L’équité commande de condamner madame [E] à payer à monsieur [Y] la somme de 250.000 F CFP sur le fondement de l’article 700 du code de procédure civile applicable en NOUVELLE-CALEDONIE.
En l’absence de tout élément d’urgence, nécessitant de rendre une décision assortie de l’exécution provisoire, il n’y a pas lieu d’ordonner l’exécution provisoire.
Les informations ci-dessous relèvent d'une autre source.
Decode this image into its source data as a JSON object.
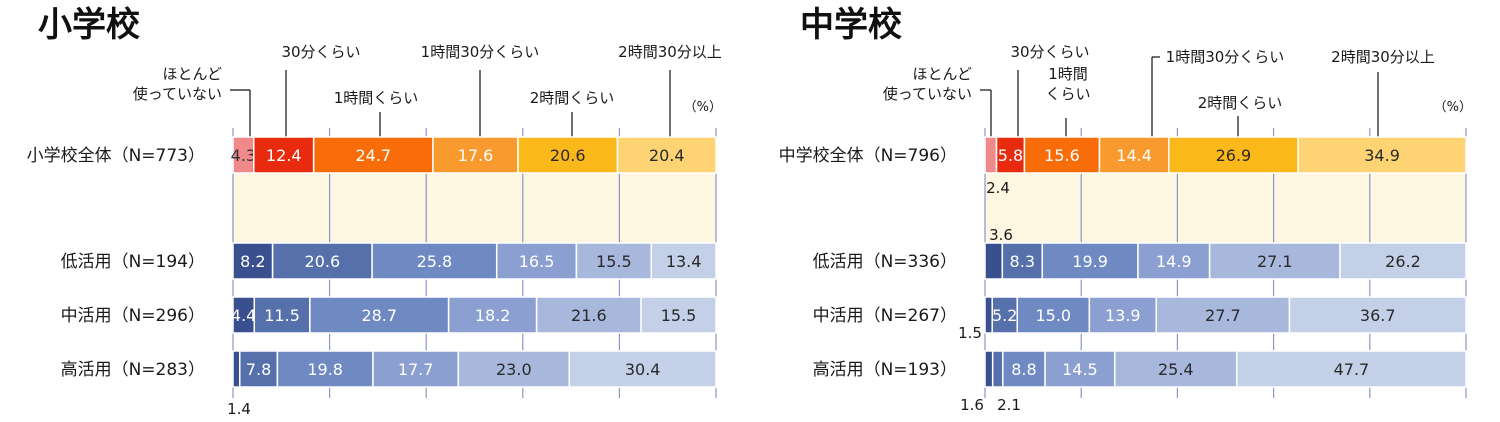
{
  "chart_data": [
    {
      "type": "bar",
      "stacked": true,
      "orientation": "horizontal",
      "title": "小学校",
      "unit": "（%）",
      "xlim": [
        0,
        100
      ],
      "grid": true,
      "categories": [
        "ほとんど使っていない",
        "30分くらい",
        "1時間くらい",
        "1時間30分くらい",
        "2時間くらい",
        "2時間30分以上"
      ],
      "category_labels": [
        {
          "lines": [
            "ほとんど",
            "使っていない"
          ]
        },
        {
          "lines": [
            "30分くらい"
          ]
        },
        {
          "lines": [
            "1時間くらい"
          ]
        },
        {
          "lines": [
            "1時間30分くらい"
          ]
        },
        {
          "lines": [
            "2時間くらい"
          ]
        },
        {
          "lines": [
            "2時間30分以上"
          ]
        }
      ],
      "rows": [
        {
          "name": "小学校全体（N=773）",
          "values": [
            4.3,
            12.4,
            24.7,
            17.6,
            20.6,
            20.4
          ],
          "palette": "warm"
        },
        {
          "name": "低活用（N=194）",
          "values": [
            8.2,
            20.6,
            25.8,
            16.5,
            15.5,
            13.4
          ],
          "palette": "cool"
        },
        {
          "name": "中活用（N=296）",
          "values": [
            4.4,
            11.5,
            28.7,
            18.2,
            21.6,
            15.5
          ],
          "palette": "cool"
        },
        {
          "name": "高活用（N=283）",
          "values": [
            1.4,
            7.8,
            19.8,
            17.7,
            23.0,
            30.4
          ],
          "palette": "cool"
        }
      ]
    },
    {
      "type": "bar",
      "stacked": true,
      "orientation": "horizontal",
      "title": "中学校",
      "unit": "（%）",
      "xlim": [
        0,
        100
      ],
      "grid": true,
      "categories": [
        "ほとんど使っていない",
        "30分くらい",
        "1時間くらい",
        "1時間30分くらい",
        "2時間くらい",
        "2時間30分以上"
      ],
      "category_labels": [
        {
          "lines": [
            "ほとんど",
            "使っていない"
          ]
        },
        {
          "lines": [
            "30分くらい"
          ]
        },
        {
          "lines": [
            "1時間",
            "くらい"
          ]
        },
        {
          "lines": [
            "1時間30分くらい"
          ]
        },
        {
          "lines": [
            "2時間くらい"
          ]
        },
        {
          "lines": [
            "2時間30分以上"
          ]
        }
      ],
      "rows": [
        {
          "name": "中学校全体（N=796）",
          "values": [
            2.4,
            5.8,
            15.6,
            14.4,
            26.9,
            34.9
          ],
          "palette": "warm"
        },
        {
          "name": "低活用（N=336）",
          "values": [
            3.6,
            8.3,
            19.9,
            14.9,
            27.1,
            26.2
          ],
          "palette": "cool"
        },
        {
          "name": "中活用（N=267）",
          "values": [
            1.5,
            5.2,
            15.0,
            13.9,
            27.7,
            36.7
          ],
          "palette": "cool"
        },
        {
          "name": "高活用（N=193）",
          "values": [
            1.6,
            2.1,
            8.8,
            14.5,
            25.4,
            47.7
          ],
          "palette": "cool"
        }
      ]
    }
  ],
  "colors": {
    "warm": [
      "#f08a8a",
      "#e82a0e",
      "#f86d0a",
      "#f99a2e",
      "#fbb81a",
      "#fdd374"
    ],
    "cool": [
      "#3a4f8e",
      "#5670ac",
      "#6f89c3",
      "#8b9fd0",
      "#a8b7dc",
      "#c4cfe8"
    ],
    "background_band": "#fdf6e0",
    "gridline": "#8a96c8"
  }
}
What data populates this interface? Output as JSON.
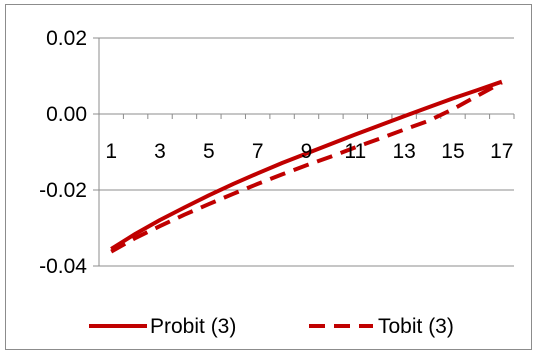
{
  "chart_data": {
    "type": "line",
    "title": "",
    "xlabel": "",
    "ylabel": "",
    "x": [
      1,
      2,
      3,
      4,
      5,
      6,
      7,
      8,
      9,
      10,
      11,
      12,
      13,
      14,
      15,
      16,
      17
    ],
    "x_tick_labels": [
      "1",
      "3",
      "5",
      "7",
      "9",
      "11",
      "13",
      "15",
      "17"
    ],
    "y_tick_labels": [
      "0.02",
      "0.00",
      "-0.02",
      "-0.04"
    ],
    "y_ticks": [
      0.02,
      0.0,
      -0.02,
      -0.04
    ],
    "ylim": [
      -0.04,
      0.02
    ],
    "grid": "horizontal",
    "legend_position": "bottom",
    "series": [
      {
        "name": "Probit (3)",
        "style": "solid",
        "color": "#c00000",
        "values": [
          -0.0355,
          -0.0315,
          -0.0279,
          -0.0246,
          -0.0214,
          -0.0184,
          -0.0156,
          -0.0129,
          -0.0104,
          -0.0079,
          -0.0054,
          -0.003,
          -0.0006,
          0.0018,
          0.0041,
          0.0063,
          0.0085
        ]
      },
      {
        "name": "Tobit (3)",
        "style": "dashed",
        "color": "#c00000",
        "values": [
          -0.0362,
          -0.0326,
          -0.0295,
          -0.0265,
          -0.0237,
          -0.021,
          -0.0184,
          -0.0159,
          -0.0135,
          -0.0112,
          -0.0088,
          -0.0065,
          -0.0041,
          -0.0018,
          0.0013,
          0.0048,
          0.0083
        ]
      }
    ]
  }
}
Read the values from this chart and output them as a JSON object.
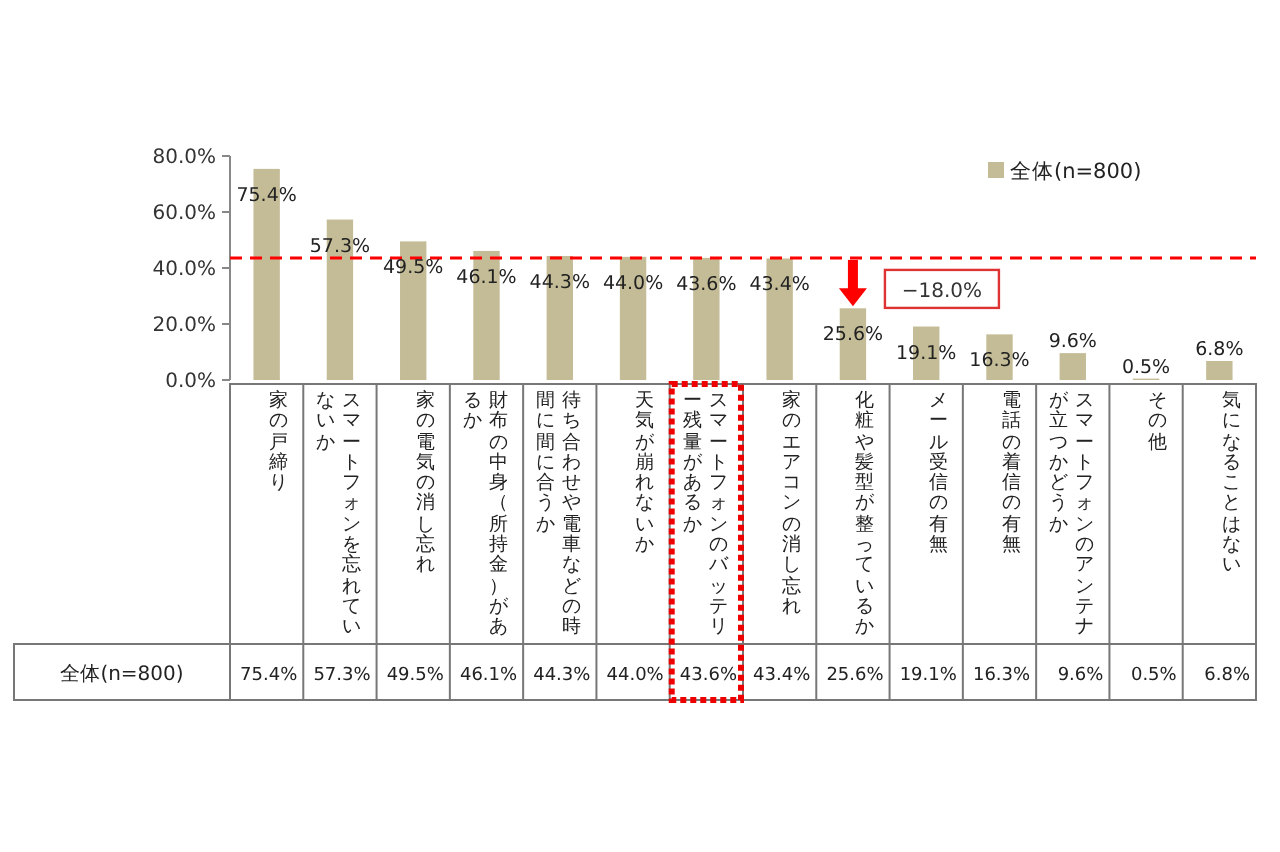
{
  "chart_data": {
    "type": "bar",
    "categories": [
      "家の戸締り",
      "スマートフォンを忘れていないか",
      "家の電気の消し忘れ",
      "財布の中身（所持金）があるか",
      "待ち合わせや電車などの時間に間に合うか",
      "天気が崩れないか",
      "スマートフォンのバッテリー残量があるか",
      "家のエアコンの消し忘れ",
      "化粧や髪型が整っているか",
      "メール受信の有無",
      "電話の着信の有無",
      "スマートフォンのアンテナが立つかどうか",
      "その他",
      "気になることはない"
    ],
    "series": [
      {
        "name": "全体(n=800)",
        "color": "#c4bc96",
        "values": [
          75.4,
          57.3,
          49.5,
          46.1,
          44.3,
          44.0,
          43.6,
          43.4,
          25.6,
          19.1,
          16.3,
          9.6,
          0.5,
          6.8
        ],
        "value_labels": [
          "75.4%",
          "57.3%",
          "49.5%",
          "46.1%",
          "44.3%",
          "44.0%",
          "43.6%",
          "43.4%",
          "25.6%",
          "19.1%",
          "16.3%",
          "9.6%",
          "0.5%",
          "6.8%"
        ]
      }
    ],
    "ylim": [
      0,
      80
    ],
    "yticks": [
      {
        "value": 0,
        "label": "0.0%"
      },
      {
        "value": 20,
        "label": "20.0%"
      },
      {
        "value": 40,
        "label": "40.0%"
      },
      {
        "value": 60,
        "label": "60.0%"
      },
      {
        "value": 80,
        "label": "80.0%"
      }
    ],
    "ref_lines": [
      {
        "axis": "y",
        "value": 43.6,
        "color": "#ff0000",
        "line_style": "dashed"
      }
    ],
    "annotations": [
      {
        "text": "−18.0%",
        "x": "化粧や髪型が整っているか",
        "y": 25.6
      }
    ],
    "legend": "top right",
    "grid": false
  }
}
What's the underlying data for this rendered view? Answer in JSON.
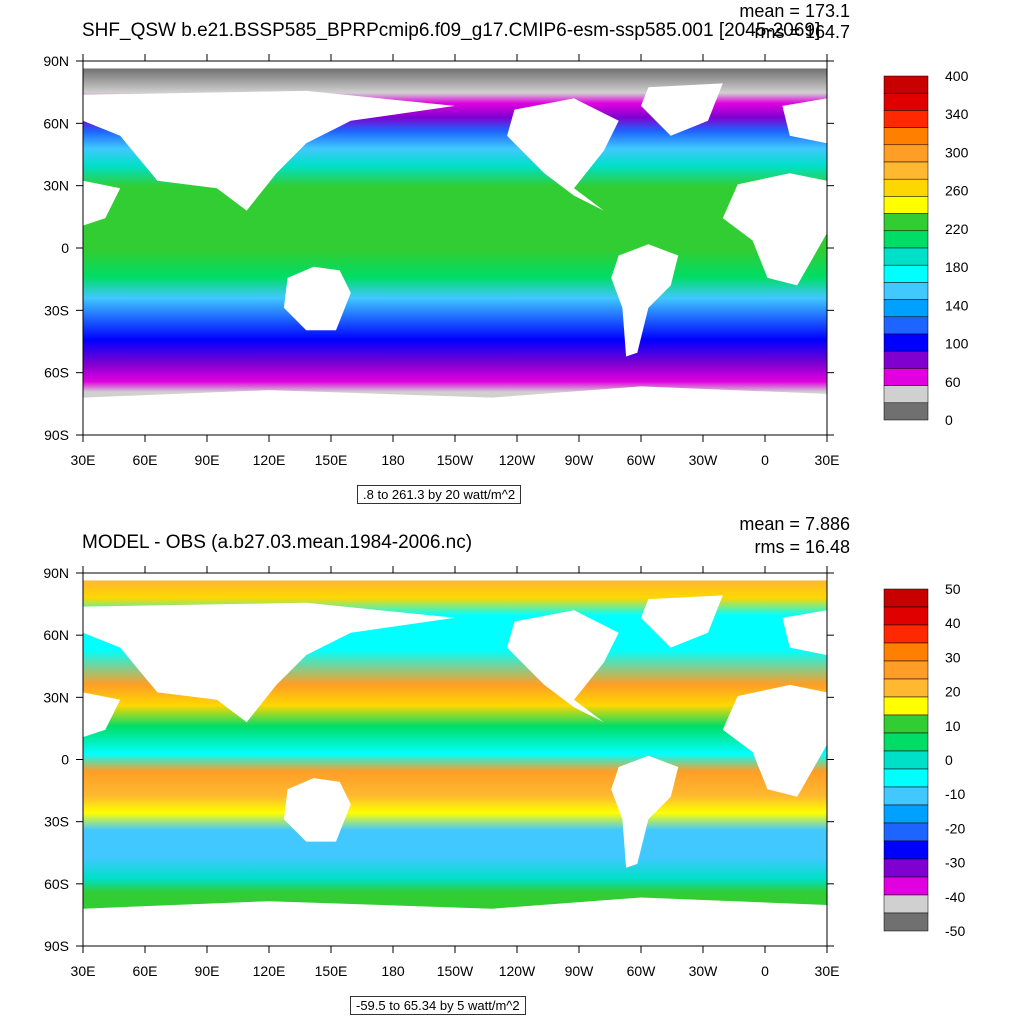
{
  "panel1": {
    "title": "SHF_QSW b.e21.BSSP585_BPRPcmip6.f09_g17.CMIP6-esm-ssp585.001 [2045-2069]",
    "mean": "mean = 173.1",
    "rms": "rms = 164.7",
    "info": ".8 to 261.3 by 20 watt/m^2",
    "colorbar_labels": [
      "400",
      "340",
      "300",
      "260",
      "220",
      "180",
      "140",
      "100",
      "60",
      "0"
    ],
    "colorbar_colors": [
      "#c80000",
      "#e00000",
      "#ff2800",
      "#ff8000",
      "#ff9e26",
      "#ffb830",
      "#ffd700",
      "#ffff00",
      "#32cd32",
      "#00dd66",
      "#00e0c8",
      "#00ffff",
      "#40c8ff",
      "#00a0ff",
      "#1e64ff",
      "#0000ff",
      "#8000d0",
      "#e000e0",
      "#d0d0d0",
      "#707070"
    ]
  },
  "panel2": {
    "title": "MODEL - OBS (a.b27.03.mean.1984-2006.nc)",
    "mean": "mean = 7.886",
    "rms": "rms = 16.48",
    "info": "-59.5 to 65.34 by 5 watt/m^2",
    "colorbar_labels": [
      "50",
      "40",
      "30",
      "20",
      "10",
      "0",
      "-10",
      "-20",
      "-30",
      "-40",
      "-50"
    ],
    "colorbar_colors": [
      "#c80000",
      "#e00000",
      "#ff2800",
      "#ff8000",
      "#ff9e26",
      "#ffb830",
      "#ffff00",
      "#32cd32",
      "#00dd66",
      "#00e0c8",
      "#00ffff",
      "#40c8ff",
      "#00a0ff",
      "#1e64ff",
      "#0000ff",
      "#8000d0",
      "#e000e0",
      "#d0d0d0",
      "#707070"
    ]
  },
  "axes": {
    "lon_labels": [
      "30E",
      "60E",
      "90E",
      "120E",
      "150E",
      "180",
      "150W",
      "120W",
      "90W",
      "60W",
      "30W",
      "0",
      "30E"
    ],
    "lat_labels": [
      "90N",
      "60N",
      "30N",
      "0",
      "30S",
      "60S",
      "90S"
    ]
  }
}
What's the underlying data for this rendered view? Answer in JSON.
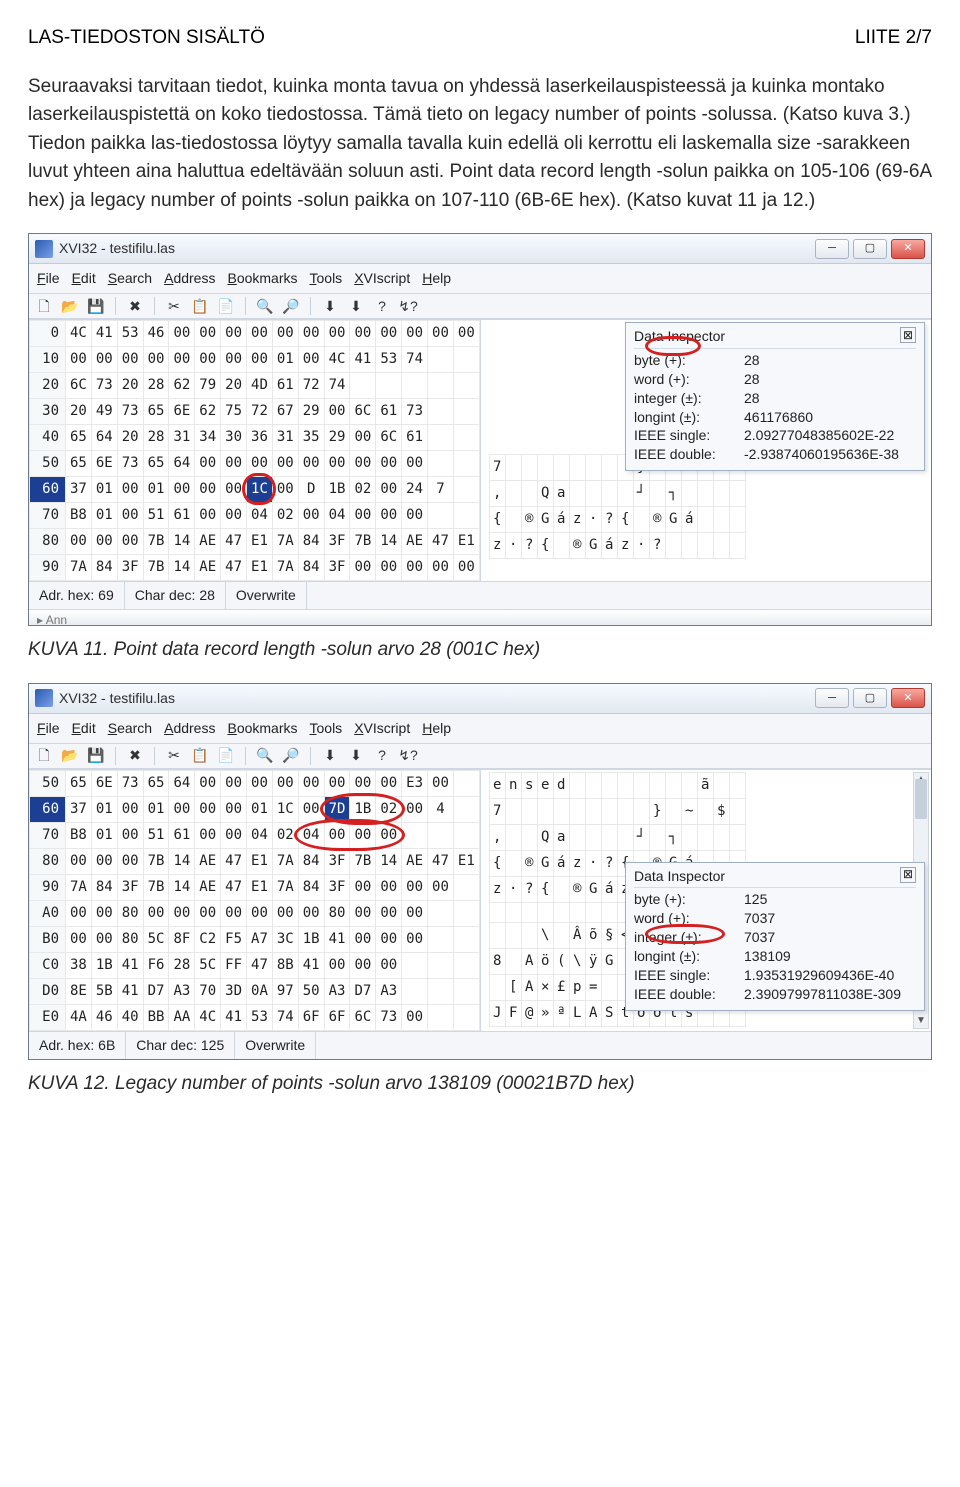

Madame [V] [E] qui succombe, sera condamnée à supporter les dépens, qui seront recouvrés conformément aux dispositions de l’article 699 du code de procédure civile NOUVELLE-CALEDONIE.
PAR CES MOTIFS
Le Tribunal, statuant publiquement par jugement contradictoire, rendu en premier ressort, par mise à dispositon au greffe,
DEBOUTE monsieur [Y] au titre de ses demandes de remplacement du gyrobroyeur ;
DECLARE madame [E] responsable de l’état de dégradation du tracteur ;
CONDAMNE madame [V] [E] à payer à monsieur [F] [Y] les sommes de :
cinq cent huit mille (508.000) francs CFP au titre de la remise en état de fonctionnement du tracteur hors carrosserie ;trois cent vingt mille (320.000) francs CFP au titre des frais de carrosserie ;cinquante mille (50.000) francs CFP au titre des frais de transport du tracteur au domicile de Monsieur [Y] ;
DEBOUTE monsieur [F] [Y] de ses demandes au titre du préjudice de jouissance ;
DEBOUTE madame [V] [E] de ses demandes reconventionnelles ;
CONDAMNE madame [V] [E] à payer à monsieur [Y] la somme de deux cent cinquante (250.000) francs CFP sur le fondement de l’article 700 du code de procédure civile applicable en NOUVELLE-CALEDONIE ;
DIT n’y avoir lieu à ordonner l’exécution provisoire ;
CONDAMNE madame [V] [E] aux dépens, qui seront recouvrés conformément aux dispositions de l’article 699 du code de procédure civile de la NOUVELLE-CALEDONIE ;
REJETTE toutes autres demandes ;
Ainsi fait, jugé et prononcé par mise à disposition au greffe de la juridiction les jour, mois et an ci-dessus.